Walter Younger’s dream of achieving the American ideal of happiness is shown to be flawed and unattainable, but he manages to redeem himself by the end. Walter’s dream involves using the insurance check from his father’s death to open up a liquor store, using it to start a small business – the hallmark of the American Dream’s idea of seizing opportunities and finding prosperity through them. Walter completely buys into the idea that money is everything in America, tying the American Dream directly to financial success: When Mama remarks that “Once upon a time, freedom used to be life – now it’s money,” Walter replies with “No-It was always money, Mama. We just didn’t know about it” (Hansberry 74). With this admission, Walter cements his worldview firmly in the capitalist ideals of America, attempting to integrate into society and advance his position through economic means.
As a character, Walter is the perfect symbol for the impotence of black manhood – cultural and social ideas of masculine responsibility for his family clash with the racism and segregation African-Americans experienced during the Jim Crow era (Gordon 123). He feels tremendous pressure to care for his family and to make himself into someone whites can respect, which is nearly impossible in this difficult age of discrimination. Walter “gives voice to African Americans’ bitterness through Walter” by making him the most righteously angry about his disenfranchisement out of any of the characters (Gordon 126). His dreams, in essence, “have dried up” (Brown 240). This makes his search for happiness even more desperate and aggressive, leading to Walter’s status as a revolutionary character within the play.

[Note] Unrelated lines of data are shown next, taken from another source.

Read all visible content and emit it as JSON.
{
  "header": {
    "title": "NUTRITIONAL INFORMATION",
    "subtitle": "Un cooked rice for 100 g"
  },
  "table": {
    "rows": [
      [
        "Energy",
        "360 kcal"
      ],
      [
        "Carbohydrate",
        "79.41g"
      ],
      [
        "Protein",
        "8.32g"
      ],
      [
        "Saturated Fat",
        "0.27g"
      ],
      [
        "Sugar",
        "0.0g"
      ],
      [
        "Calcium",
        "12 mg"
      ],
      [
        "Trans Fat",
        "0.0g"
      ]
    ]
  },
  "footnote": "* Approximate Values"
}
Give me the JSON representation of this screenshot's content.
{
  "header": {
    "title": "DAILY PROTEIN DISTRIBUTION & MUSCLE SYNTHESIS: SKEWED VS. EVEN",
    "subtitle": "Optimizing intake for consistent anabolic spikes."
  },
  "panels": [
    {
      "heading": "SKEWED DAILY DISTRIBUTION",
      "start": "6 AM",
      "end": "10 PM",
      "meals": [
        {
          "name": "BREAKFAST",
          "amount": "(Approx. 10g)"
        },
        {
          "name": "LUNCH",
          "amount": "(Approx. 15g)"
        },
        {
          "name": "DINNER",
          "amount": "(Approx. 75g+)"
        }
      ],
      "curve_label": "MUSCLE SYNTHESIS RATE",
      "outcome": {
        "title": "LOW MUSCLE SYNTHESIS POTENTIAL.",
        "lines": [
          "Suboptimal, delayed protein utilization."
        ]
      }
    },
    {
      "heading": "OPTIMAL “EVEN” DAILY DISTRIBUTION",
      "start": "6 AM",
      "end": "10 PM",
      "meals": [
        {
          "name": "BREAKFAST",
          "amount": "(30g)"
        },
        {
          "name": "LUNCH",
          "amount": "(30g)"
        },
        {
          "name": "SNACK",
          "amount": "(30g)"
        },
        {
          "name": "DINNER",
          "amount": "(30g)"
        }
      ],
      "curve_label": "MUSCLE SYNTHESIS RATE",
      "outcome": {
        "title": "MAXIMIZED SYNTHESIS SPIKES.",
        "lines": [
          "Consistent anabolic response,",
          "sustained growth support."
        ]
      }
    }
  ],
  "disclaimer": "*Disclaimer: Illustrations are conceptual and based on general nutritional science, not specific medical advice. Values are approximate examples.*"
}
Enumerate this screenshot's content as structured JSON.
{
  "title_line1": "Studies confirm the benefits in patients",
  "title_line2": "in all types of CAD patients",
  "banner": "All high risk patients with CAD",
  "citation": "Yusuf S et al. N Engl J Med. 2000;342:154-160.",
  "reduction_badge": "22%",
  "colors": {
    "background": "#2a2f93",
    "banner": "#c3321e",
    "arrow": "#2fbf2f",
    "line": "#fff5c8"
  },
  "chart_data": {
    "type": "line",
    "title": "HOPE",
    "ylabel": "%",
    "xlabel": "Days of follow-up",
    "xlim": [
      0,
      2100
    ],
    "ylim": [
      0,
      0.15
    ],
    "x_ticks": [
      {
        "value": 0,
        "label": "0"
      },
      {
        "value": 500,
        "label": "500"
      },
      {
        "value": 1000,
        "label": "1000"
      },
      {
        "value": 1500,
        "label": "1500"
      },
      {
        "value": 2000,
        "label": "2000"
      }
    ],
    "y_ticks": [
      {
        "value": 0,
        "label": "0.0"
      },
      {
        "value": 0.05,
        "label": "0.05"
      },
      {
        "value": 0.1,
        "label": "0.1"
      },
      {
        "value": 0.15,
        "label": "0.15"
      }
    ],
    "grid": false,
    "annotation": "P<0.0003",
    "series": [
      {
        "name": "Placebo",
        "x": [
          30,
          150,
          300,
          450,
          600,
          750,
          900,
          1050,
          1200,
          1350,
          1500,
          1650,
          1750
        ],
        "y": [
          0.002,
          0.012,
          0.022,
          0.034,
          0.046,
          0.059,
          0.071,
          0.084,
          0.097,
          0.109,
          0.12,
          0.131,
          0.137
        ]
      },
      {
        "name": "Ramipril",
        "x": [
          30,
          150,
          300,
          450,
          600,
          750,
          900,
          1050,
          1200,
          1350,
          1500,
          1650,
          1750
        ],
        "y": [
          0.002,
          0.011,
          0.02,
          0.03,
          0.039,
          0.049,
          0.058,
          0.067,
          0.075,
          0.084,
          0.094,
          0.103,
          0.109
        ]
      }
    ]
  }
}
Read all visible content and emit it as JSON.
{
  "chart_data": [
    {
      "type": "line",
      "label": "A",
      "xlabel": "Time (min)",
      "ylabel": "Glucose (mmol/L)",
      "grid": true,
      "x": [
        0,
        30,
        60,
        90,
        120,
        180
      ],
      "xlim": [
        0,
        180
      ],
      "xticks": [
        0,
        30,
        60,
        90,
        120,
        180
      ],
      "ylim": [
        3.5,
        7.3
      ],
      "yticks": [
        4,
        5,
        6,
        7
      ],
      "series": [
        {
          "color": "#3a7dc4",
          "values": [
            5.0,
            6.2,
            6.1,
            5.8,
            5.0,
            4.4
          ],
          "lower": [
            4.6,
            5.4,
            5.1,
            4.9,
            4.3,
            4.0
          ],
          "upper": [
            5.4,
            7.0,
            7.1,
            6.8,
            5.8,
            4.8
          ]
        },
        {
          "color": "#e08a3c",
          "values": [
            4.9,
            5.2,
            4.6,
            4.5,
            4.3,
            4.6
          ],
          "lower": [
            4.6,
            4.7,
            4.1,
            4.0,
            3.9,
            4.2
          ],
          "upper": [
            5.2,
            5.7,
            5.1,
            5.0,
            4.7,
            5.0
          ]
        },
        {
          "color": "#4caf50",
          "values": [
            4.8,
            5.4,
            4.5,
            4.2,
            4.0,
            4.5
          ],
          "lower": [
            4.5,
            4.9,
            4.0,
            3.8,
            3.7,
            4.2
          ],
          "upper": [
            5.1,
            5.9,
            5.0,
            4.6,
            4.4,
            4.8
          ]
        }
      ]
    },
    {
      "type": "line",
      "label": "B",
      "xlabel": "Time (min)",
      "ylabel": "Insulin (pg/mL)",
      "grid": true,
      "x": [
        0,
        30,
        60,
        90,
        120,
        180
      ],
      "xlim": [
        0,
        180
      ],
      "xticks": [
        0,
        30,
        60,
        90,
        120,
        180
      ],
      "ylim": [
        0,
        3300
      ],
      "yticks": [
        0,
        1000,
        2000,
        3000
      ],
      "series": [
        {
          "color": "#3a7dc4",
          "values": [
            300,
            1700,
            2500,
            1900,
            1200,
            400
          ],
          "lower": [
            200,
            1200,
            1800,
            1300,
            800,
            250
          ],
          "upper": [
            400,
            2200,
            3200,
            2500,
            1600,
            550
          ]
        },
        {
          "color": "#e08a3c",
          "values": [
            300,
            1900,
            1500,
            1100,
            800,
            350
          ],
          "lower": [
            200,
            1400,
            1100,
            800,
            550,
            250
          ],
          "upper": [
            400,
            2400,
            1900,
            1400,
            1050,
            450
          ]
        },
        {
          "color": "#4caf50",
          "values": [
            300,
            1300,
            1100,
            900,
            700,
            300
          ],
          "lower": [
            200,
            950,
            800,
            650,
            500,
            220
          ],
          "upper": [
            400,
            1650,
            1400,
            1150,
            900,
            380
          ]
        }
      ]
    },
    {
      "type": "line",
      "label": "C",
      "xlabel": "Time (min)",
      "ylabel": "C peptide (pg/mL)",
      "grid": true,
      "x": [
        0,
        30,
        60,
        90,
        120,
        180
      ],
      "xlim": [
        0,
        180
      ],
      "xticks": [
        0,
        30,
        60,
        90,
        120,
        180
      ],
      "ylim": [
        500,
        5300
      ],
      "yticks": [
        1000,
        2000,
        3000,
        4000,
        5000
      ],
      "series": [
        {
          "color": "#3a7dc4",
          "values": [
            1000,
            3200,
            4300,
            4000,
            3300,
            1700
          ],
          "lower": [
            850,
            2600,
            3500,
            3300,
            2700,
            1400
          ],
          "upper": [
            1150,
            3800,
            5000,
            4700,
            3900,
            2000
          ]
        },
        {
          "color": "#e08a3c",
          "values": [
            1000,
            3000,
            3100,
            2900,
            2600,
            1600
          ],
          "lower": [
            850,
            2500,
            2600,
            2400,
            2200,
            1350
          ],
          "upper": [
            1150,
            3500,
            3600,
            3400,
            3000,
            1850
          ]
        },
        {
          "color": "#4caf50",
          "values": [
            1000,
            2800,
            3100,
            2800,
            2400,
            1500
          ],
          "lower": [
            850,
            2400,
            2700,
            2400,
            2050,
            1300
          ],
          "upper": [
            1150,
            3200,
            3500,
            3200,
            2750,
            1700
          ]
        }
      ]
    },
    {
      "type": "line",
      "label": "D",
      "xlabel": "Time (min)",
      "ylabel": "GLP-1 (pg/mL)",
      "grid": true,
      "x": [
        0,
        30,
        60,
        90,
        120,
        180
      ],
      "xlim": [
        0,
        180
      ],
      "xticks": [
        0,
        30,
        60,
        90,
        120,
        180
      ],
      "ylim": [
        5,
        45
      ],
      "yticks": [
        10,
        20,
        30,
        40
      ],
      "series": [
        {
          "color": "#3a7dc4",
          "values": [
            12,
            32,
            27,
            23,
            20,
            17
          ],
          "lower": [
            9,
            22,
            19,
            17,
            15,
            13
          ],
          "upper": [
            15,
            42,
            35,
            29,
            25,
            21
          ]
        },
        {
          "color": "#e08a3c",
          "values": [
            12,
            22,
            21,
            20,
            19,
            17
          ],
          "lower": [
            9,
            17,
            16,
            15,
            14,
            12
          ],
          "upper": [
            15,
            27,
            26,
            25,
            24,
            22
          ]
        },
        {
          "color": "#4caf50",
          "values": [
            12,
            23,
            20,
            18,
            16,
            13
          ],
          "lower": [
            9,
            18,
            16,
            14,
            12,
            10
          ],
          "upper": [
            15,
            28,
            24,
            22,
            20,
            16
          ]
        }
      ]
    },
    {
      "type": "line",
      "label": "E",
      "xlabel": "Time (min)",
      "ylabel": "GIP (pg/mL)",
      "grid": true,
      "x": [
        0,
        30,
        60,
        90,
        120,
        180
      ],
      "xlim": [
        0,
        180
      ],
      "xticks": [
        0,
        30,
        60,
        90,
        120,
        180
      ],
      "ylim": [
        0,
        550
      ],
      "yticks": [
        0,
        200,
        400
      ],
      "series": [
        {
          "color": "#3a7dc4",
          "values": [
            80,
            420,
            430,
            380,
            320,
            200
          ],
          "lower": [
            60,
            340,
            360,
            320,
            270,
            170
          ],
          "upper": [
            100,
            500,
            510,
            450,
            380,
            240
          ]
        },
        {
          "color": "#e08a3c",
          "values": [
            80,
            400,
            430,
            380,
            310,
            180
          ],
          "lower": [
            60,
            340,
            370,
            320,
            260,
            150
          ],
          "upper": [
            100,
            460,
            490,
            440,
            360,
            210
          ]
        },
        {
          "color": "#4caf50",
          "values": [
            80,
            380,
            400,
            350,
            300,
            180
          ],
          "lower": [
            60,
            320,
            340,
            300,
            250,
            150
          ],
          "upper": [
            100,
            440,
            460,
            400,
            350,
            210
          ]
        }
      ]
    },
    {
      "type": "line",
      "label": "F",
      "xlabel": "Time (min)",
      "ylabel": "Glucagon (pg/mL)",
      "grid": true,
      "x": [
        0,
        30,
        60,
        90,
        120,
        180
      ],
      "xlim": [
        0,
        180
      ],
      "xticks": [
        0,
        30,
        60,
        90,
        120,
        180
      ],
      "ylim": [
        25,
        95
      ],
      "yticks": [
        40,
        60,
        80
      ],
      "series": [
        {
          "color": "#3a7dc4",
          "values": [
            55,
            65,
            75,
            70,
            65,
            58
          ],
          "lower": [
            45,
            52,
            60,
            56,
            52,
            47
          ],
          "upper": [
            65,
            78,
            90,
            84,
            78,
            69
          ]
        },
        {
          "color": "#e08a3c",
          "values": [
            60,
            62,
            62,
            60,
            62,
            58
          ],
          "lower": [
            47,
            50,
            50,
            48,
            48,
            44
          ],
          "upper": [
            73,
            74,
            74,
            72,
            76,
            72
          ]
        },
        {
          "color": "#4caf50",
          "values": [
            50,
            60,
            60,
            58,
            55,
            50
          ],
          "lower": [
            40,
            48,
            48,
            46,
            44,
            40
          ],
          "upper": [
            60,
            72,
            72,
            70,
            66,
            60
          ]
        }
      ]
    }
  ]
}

Eventually, while Walter’s dream of economic prosperity is abandoned, it is done for higher ideals of family and loyalty, Walter changing his dream for a greater good. When he refuses the Clybourne Park Improvement Association’s offer to purchase the Youngers’ house, this signals Walter’s change in motivation from money to family: “We have decided to move into our house because my father—my father—he earned it for us brick by brick. We don’t want to make no trouble for nobody or fight no causes, and we will try to be good neighbors. And that’s all we got to say about that. We don’t want your money” (Hansberry148). With this move, “the family strikes out for Chicago’s embattled racial frontier,” drawing a firm line in the sand and refusing to allow white influence to affect their decisions (Gordon 130). This is a highly revolutionary move on his part, to bring him some semblance of agency and authority over the decisions of his family. To that end, while Walter does not achieve the dream he had at the beginning, he changes his priorities in order to find a bit of satisfaction by the end of the play.
Mama Younger also seeks out the American Dream, hoping for a house with a yard and garden; however, she manages to make herself happy with what she has. Mama is one of the most nurturing characters of the play, constantly giving and providing for her children. Naturally, her dream is to give them the best world she possibly can: “You just name it sonand I hand you the world!” (Hansberry 109). Her sense of peace and happiness is tied directly to the home, which is why her dream is so centered on safety and security: “It’s dangerous, sonwhen a man goes outside his home to look for peace” (Hansberry 60). Her purchase of the home in the white Clybourne Park neighborhood is an extension of that desire, in spite of the disapproval and hostility they would experience as blacks in a white neighborhood. In fact, it can be argued that “if housing integration is praiseworthy on the ideal principles of the American dream, then it is difficult to accept the Younger venture into a determined and hostile neighborhood as a complete fulfillment of the dream ideal” (Brown 243). The Youngers would still experience hostility and struggle; however, their willingness to do that just to prove their neighbors wrong is a revolutionary step.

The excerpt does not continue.